Abstractions can be good, but I feel as though something like commander is really just an unneccessary abstraction.
It’s extren explicit...? Each option is laid out clearly. Each option Maps to a key on the object that is passed to the function called at the end of a commander chain.
Tom L is a good writer - I have gotten a lot out of his books and articles over the years - excellent point here:
"Since February 2015, the SRE (site reliability engineering) team at Stack Overflow has switched from a mixture of Python and Bash to Go. Even though Go isn't a scripting language, for small programs it compiles and runs nearly as fast as Python takes to start. At Stack Overflow we tend to prefer compiled, type-checked languages for large programs, especially when multiple people are collaborating, and, therefore, no one person is familiar with every line of code. Our policy was that Bash scripts couldn't be larger than 100 lines and Python programs couldn't be larger than 1,000 lines. Those seemed like reasonable limits. Rewriting scripts when they grew beyond the limit, however, was a lot of work. It was better to start in Go and avoid the conversion."
Not Golang, per se, but over time you are limited by your tools. Big bash scripts get unwieldy. Nodejs changes underlying dependencies (coincidentally wrestling with 4 yr old nodejs this week).
What I noticed about this - I'm not thrilled right now about using node to write console helper scripts, but the CLI lib they're using here does have a pretty nice interface. I do like Python generally for doing scripting type things, but there doesn't seem to be any mindshare for any cli helper libs for it other than click, which IMO has a really clumsy, awkward interface. Ruby is generally my favorite go-to now, and it has a bunch of cli helper libs with a variety of types of interfaces, at least some of which have what I consider to be a really slick interface.
If I was better at Python, I might try my hand at writing a better Python cli lib myself. I'm surprised nobody else has yet.
I'm interested in finding a Python CLI lib for building command suite apps. I've written a few with Click, and its architecture seems weird and clumsy to me. I looked at that website, and it doesn't list any command suite libs other than Click. There's a few other CLI-related libs, but for doing stuff like making prompts work nicely.
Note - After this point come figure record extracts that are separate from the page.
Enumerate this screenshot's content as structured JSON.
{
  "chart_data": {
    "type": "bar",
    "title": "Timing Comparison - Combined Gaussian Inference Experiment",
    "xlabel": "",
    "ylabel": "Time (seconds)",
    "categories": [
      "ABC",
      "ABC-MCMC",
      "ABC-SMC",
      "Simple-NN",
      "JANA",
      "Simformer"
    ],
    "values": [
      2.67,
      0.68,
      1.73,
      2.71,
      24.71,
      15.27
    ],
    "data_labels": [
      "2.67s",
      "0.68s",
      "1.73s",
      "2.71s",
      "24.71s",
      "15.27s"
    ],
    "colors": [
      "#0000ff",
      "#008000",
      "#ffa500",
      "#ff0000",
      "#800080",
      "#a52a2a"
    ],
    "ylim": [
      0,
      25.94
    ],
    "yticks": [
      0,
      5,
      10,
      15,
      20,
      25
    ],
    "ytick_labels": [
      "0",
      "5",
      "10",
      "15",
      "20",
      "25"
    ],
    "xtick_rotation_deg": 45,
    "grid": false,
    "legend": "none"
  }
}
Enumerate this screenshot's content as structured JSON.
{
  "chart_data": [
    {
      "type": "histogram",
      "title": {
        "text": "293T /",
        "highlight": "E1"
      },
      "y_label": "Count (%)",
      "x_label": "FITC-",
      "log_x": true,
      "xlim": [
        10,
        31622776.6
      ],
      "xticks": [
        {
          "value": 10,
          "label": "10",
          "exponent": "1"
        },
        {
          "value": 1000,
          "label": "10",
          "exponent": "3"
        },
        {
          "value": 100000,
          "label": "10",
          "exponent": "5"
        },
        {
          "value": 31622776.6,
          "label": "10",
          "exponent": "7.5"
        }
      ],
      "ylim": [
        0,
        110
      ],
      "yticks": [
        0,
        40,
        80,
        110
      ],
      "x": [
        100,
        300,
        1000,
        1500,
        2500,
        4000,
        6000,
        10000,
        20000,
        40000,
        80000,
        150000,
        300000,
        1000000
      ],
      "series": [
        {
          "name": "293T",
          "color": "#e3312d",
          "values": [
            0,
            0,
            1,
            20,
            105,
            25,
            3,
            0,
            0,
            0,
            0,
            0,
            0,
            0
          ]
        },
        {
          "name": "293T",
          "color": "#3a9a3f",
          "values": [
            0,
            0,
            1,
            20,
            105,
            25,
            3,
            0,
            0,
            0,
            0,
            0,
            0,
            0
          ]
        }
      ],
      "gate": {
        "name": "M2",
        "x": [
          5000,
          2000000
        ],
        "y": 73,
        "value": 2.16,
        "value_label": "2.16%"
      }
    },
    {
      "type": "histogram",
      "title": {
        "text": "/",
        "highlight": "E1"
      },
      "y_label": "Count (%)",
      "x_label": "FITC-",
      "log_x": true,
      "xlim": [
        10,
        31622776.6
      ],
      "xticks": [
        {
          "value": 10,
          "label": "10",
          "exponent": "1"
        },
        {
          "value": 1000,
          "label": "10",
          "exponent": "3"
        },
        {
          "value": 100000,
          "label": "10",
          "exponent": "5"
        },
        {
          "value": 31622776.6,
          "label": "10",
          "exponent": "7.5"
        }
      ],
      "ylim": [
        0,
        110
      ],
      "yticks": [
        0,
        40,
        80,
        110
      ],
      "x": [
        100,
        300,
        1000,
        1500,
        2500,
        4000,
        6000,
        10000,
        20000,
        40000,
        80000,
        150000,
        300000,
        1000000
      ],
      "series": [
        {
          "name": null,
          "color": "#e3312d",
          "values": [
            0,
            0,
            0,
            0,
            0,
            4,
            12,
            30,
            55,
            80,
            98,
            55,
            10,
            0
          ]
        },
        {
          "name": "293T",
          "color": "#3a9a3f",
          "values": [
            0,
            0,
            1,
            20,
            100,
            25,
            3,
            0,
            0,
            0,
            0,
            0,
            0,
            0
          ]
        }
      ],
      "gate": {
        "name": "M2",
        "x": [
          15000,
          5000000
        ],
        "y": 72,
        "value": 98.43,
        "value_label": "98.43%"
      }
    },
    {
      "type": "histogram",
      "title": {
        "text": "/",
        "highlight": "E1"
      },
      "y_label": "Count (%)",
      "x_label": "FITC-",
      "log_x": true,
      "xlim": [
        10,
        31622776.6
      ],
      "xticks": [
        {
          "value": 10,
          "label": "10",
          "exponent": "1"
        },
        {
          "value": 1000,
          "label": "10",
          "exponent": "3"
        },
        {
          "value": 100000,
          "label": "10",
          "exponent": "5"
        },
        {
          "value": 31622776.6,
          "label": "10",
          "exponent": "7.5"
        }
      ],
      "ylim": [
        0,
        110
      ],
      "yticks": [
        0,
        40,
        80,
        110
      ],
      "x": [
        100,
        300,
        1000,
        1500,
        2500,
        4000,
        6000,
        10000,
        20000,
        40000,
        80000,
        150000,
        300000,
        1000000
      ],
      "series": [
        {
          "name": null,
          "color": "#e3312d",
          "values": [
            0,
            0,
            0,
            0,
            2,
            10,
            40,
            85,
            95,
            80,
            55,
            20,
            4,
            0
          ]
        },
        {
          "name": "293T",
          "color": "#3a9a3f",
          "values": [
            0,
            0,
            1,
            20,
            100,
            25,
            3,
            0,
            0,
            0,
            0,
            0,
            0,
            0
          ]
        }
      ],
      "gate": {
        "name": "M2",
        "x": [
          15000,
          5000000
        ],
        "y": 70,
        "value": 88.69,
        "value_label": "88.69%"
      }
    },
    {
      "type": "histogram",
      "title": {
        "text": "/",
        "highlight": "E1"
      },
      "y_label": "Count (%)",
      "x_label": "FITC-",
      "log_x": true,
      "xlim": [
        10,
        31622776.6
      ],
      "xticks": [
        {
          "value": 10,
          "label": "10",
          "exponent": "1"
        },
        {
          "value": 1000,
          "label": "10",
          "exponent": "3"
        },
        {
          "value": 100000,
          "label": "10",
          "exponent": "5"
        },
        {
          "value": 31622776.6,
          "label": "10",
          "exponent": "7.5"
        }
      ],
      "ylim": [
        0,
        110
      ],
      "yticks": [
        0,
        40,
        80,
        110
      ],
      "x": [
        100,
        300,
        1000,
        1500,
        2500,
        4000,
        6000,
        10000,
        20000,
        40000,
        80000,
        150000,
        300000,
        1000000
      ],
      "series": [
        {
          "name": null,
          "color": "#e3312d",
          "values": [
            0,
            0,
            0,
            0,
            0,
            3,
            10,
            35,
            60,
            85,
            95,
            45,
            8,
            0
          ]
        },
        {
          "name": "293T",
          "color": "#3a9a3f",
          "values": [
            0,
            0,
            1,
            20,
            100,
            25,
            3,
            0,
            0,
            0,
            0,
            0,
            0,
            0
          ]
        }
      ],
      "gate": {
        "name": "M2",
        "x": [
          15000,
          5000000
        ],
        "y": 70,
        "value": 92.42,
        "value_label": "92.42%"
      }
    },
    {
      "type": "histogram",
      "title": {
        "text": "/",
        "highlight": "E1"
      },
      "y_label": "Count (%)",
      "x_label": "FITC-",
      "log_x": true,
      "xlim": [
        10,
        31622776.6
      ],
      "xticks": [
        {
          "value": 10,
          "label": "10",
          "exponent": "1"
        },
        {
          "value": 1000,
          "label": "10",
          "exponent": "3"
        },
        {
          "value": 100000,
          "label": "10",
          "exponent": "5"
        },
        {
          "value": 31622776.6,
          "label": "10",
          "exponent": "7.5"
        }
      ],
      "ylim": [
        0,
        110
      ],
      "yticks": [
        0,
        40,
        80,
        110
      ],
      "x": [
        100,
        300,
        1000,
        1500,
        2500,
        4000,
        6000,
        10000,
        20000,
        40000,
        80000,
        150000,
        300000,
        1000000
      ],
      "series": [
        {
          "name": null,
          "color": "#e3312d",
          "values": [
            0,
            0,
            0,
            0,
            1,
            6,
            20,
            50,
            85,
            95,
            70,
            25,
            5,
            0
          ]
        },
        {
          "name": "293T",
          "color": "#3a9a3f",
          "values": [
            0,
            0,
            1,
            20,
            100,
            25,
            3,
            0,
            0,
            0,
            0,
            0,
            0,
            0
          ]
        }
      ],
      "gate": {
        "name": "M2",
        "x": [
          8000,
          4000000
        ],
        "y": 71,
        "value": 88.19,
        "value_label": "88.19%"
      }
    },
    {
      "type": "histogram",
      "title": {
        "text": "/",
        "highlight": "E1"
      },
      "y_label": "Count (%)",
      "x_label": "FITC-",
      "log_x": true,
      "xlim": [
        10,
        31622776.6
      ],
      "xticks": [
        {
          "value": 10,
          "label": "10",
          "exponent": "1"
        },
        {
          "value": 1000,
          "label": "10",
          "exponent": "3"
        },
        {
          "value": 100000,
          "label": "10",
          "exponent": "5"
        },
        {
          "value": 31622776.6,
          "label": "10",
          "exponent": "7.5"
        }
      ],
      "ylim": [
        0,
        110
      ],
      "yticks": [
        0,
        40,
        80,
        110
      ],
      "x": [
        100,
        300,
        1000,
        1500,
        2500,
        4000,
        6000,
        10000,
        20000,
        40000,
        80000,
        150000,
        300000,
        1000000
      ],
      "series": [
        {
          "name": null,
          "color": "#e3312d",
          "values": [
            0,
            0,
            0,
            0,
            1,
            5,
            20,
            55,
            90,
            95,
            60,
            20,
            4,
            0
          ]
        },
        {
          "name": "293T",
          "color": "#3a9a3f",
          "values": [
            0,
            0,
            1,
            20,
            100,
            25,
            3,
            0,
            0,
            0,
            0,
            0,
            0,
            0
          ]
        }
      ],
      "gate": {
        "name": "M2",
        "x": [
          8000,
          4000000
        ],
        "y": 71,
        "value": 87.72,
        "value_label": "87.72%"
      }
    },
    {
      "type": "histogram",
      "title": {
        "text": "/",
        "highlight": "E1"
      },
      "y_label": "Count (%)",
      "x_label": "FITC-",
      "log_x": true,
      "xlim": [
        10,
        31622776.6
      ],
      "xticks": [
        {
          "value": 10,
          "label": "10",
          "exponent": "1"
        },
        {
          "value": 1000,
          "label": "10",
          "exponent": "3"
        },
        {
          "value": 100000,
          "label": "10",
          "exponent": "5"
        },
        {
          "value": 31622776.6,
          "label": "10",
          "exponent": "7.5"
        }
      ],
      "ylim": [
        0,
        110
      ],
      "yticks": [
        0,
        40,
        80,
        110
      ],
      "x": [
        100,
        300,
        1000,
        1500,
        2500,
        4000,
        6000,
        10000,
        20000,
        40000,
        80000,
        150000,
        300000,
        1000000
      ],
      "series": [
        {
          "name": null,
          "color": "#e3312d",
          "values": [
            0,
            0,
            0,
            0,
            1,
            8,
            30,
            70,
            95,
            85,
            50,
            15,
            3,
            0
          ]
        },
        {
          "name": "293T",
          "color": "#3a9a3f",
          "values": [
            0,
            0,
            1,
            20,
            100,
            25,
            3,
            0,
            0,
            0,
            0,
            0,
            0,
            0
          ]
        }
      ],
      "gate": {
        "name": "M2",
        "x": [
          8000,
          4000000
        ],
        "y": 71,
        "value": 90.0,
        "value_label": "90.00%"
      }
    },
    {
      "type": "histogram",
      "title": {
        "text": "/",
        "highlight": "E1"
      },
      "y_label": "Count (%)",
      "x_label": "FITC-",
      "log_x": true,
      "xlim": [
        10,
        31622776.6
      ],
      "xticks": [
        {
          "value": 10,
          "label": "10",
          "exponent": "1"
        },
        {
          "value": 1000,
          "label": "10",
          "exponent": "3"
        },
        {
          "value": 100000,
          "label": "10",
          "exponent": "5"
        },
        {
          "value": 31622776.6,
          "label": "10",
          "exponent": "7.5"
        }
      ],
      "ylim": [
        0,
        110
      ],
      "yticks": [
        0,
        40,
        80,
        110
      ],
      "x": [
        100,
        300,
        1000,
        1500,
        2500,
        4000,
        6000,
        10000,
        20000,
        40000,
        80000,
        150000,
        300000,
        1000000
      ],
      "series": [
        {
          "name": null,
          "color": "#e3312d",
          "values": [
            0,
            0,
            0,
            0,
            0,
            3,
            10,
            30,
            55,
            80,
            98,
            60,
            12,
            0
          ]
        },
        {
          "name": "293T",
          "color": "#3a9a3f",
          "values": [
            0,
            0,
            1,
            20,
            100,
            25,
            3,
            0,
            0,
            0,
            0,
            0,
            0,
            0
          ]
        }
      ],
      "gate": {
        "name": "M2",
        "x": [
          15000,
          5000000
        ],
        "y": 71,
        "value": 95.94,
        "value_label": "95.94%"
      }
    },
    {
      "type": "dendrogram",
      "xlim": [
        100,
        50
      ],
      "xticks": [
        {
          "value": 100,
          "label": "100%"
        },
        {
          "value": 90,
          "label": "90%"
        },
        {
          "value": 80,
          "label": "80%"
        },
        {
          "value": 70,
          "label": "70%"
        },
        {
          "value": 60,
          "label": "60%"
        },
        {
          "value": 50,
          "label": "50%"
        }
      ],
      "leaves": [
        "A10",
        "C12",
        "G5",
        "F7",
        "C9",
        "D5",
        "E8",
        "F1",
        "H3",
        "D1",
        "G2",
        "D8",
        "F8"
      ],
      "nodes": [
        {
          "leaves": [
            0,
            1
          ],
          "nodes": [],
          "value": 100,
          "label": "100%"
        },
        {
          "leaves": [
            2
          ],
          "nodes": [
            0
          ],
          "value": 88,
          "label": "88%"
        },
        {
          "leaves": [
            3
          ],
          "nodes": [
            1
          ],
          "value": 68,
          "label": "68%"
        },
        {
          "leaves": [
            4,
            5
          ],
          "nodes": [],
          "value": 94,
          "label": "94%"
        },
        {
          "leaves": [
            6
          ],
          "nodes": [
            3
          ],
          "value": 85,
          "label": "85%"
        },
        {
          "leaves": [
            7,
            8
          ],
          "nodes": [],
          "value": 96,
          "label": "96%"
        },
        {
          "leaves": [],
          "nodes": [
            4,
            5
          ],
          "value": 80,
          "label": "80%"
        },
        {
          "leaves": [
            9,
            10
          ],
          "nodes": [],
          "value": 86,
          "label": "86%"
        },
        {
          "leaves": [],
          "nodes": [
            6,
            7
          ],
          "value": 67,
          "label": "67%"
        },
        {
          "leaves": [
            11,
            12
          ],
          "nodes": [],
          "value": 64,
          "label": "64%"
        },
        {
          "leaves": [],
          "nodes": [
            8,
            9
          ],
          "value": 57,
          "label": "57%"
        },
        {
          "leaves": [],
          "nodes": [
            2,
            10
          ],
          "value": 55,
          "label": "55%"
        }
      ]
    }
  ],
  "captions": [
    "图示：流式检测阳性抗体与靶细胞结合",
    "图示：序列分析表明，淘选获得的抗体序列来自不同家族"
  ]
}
My usual go-to for that kind of stuff is Escort for Ruby. Everything is defined at a place and level that makes sense IMO.
I have had some nice results with swift. It’s still predominately Apple tech (macOS,iOS) but the packages manager is nice and it’s has nice “script” feel for a compiled language.
In respect of some of the comments elsewhere saying that the person would probably have been better off just doing the damn job, XKCD has, of course, got there first.
I reference these regularly to keep me on track doing things that actually matter, rather than tinkering endlessly to save me having to do things that are less interesting, but would take less time.
Funny, I have those exact two comics sitting right outside my cubicle. #1319 was put there because my team lead thought I wrote too many scripts to automate silly stuff. I put #1205 there beside it so that I could rationalize all the automation I do.
On the subject of automation, has anyone been able to do or is there even any scope for script level automation for video post-production? I'm talking specifically Adobe Premiere. I have to constantly do a series of the same actions on different content assets much like re-skinning. If anyone has had any success - I'd be interested to learn from you.
I have been looking into that of late and have found that the what little scripting options Adobe provides are woefully inadequate for anything more than basic macros.
I have been looking at FFMPEG for automating video post-production, and recommend you do the same.
What I want to know is - how can I automate the Google Admin interface. Because holy crap, is it slow.
Yeah, I'm sure there is an API :-) I just haven't gotten around to looking into it yet, it's one of those annoying things that never gets to the point of seriousness, but gets a few choice words from me when I have to use Google Admin.